Securing file transfers

Whenever you download your backup files you can fall prey to a malicious user. Backup files are transferred unencrypted (unless you access your site's administrator section through the HTTPS protocol). It is possible for a resourceful hacker to launch a man-in-the-middle attack. In such a case, whatever you download from your site will be directed to the hacker's computer before reaching yours.

To avoid such insecure scenarios, we advise against using the Download button in the backup administration page. We suggest that you use Secure FTP (SFTP) instead. Avoid using the plain old FTP, because your password and data are transmitted in clear text (unencrypted) over the Internet. Also avoid FTPS and FTPES (FTP over SSL) as they have some security restrictions, like requiring your FTP server to have a commercially obtained SSL certificate in order to be really effective. Sometimes, your host will allow secure access to a web based control panel which has a file download feature. You could use this, it's as safe as it gets.
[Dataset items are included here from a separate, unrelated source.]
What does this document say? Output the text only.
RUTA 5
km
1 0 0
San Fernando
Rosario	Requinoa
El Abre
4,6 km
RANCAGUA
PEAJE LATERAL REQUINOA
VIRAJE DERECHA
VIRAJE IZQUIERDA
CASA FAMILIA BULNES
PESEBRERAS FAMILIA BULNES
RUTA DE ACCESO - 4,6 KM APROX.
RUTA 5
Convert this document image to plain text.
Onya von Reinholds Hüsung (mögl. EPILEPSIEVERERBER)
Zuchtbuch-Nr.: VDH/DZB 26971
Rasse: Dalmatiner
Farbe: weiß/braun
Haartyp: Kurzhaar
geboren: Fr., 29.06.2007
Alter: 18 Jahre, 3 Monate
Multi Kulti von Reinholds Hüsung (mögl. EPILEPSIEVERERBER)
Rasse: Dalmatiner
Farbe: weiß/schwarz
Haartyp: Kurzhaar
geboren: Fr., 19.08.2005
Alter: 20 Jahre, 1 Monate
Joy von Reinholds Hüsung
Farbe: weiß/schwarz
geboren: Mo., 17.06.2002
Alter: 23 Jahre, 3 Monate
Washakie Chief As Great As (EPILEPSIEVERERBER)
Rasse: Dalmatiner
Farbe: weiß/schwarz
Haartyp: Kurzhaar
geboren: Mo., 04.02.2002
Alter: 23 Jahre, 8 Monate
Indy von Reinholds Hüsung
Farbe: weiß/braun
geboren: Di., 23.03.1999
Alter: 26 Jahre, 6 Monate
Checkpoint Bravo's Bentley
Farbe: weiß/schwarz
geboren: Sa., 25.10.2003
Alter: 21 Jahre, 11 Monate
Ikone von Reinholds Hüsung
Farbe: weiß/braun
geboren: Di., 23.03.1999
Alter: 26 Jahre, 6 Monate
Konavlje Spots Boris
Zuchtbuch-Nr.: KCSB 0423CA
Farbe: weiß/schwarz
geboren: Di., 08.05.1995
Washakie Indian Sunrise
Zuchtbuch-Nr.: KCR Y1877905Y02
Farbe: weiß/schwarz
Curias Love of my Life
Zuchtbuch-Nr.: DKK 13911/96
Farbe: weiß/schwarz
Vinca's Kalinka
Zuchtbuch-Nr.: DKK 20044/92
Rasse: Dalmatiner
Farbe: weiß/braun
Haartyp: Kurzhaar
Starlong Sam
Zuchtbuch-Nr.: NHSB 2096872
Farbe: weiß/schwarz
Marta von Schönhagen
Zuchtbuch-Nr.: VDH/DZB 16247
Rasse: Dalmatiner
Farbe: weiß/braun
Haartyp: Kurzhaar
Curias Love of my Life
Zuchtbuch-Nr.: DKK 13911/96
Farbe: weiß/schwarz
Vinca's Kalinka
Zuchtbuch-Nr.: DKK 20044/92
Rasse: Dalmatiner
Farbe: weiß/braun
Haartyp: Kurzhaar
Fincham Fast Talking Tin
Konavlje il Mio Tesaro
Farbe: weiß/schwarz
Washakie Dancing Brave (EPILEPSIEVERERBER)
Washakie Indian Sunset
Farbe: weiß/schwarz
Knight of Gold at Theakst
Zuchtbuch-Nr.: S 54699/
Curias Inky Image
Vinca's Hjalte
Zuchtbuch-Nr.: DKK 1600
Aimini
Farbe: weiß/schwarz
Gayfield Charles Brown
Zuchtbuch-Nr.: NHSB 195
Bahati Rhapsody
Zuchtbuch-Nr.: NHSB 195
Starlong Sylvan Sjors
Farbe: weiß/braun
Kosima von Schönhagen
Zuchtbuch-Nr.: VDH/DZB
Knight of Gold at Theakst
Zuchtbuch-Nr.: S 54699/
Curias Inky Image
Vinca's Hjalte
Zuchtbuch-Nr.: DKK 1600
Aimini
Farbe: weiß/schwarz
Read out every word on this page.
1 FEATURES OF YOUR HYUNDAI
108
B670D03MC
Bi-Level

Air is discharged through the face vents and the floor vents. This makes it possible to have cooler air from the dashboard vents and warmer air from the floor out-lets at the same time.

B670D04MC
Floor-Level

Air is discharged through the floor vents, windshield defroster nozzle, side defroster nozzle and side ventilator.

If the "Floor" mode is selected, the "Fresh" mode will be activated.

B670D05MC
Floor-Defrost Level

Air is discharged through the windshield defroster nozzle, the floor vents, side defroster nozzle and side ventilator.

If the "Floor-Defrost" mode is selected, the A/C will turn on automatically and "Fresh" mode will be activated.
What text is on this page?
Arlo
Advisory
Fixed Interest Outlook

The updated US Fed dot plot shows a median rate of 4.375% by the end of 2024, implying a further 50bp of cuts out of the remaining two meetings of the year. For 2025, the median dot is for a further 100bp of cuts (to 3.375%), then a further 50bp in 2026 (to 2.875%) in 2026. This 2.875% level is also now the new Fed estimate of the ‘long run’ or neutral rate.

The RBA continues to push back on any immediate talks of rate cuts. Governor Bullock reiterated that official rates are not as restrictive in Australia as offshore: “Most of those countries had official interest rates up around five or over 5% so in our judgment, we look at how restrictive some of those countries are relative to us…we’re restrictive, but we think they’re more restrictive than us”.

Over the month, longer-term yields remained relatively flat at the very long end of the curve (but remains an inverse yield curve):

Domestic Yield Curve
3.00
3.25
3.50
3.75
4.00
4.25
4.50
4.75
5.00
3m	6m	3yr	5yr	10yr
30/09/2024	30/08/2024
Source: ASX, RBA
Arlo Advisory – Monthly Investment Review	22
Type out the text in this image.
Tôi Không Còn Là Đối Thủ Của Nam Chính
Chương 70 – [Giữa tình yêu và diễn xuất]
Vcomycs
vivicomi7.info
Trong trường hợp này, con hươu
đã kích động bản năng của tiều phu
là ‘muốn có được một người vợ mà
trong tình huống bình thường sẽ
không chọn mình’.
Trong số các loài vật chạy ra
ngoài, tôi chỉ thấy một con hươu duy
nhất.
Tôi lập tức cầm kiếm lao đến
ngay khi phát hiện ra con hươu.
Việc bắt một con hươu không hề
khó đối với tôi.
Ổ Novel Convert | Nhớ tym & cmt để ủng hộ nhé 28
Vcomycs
There is also another reason why not to use the Download button in the backup administration page. Your host neither discriminates the back end and front end pages of your Joomla! site, nor your IP from the rest of the world. As a result, every time you use the Joomla!™ back end, the data transferred counts towards your monthly bandwidth quota. Backup archives are large, sometimes in the hundreds of megabytes. Transferring them through the Download feature will incur a huge loss on your monthly bandwidth quota. Using Secure FTP or your host's control panel usually does not count through the bandwidth quota and should be used instead. It's better to ask your host, though; some include the FTP and SFTP traffic in your monthly bandwidth quota. Finally, the Download feature doesn't work with all possible configurations and has objective problems with the handling of very large archives; this is a technical limitation which can not be overcome in the PHP level the component operates. Most notably, many servers which use the FastCGI mode do not work at all with the Download button. They will simply throw an HTTP 500 error page, or a "file not found" message. We've tried all the tricks in the book and then some more, but there's really absolutely nothing we can do about it. Sorry.


The preferred and suggested method for downloading your backup files - for several reasons - is using FTP in BINARY mode, preferably over an encrypted connection. Alternatively, you can use Remote CLI which allows you to use this approach when downloading backup archives.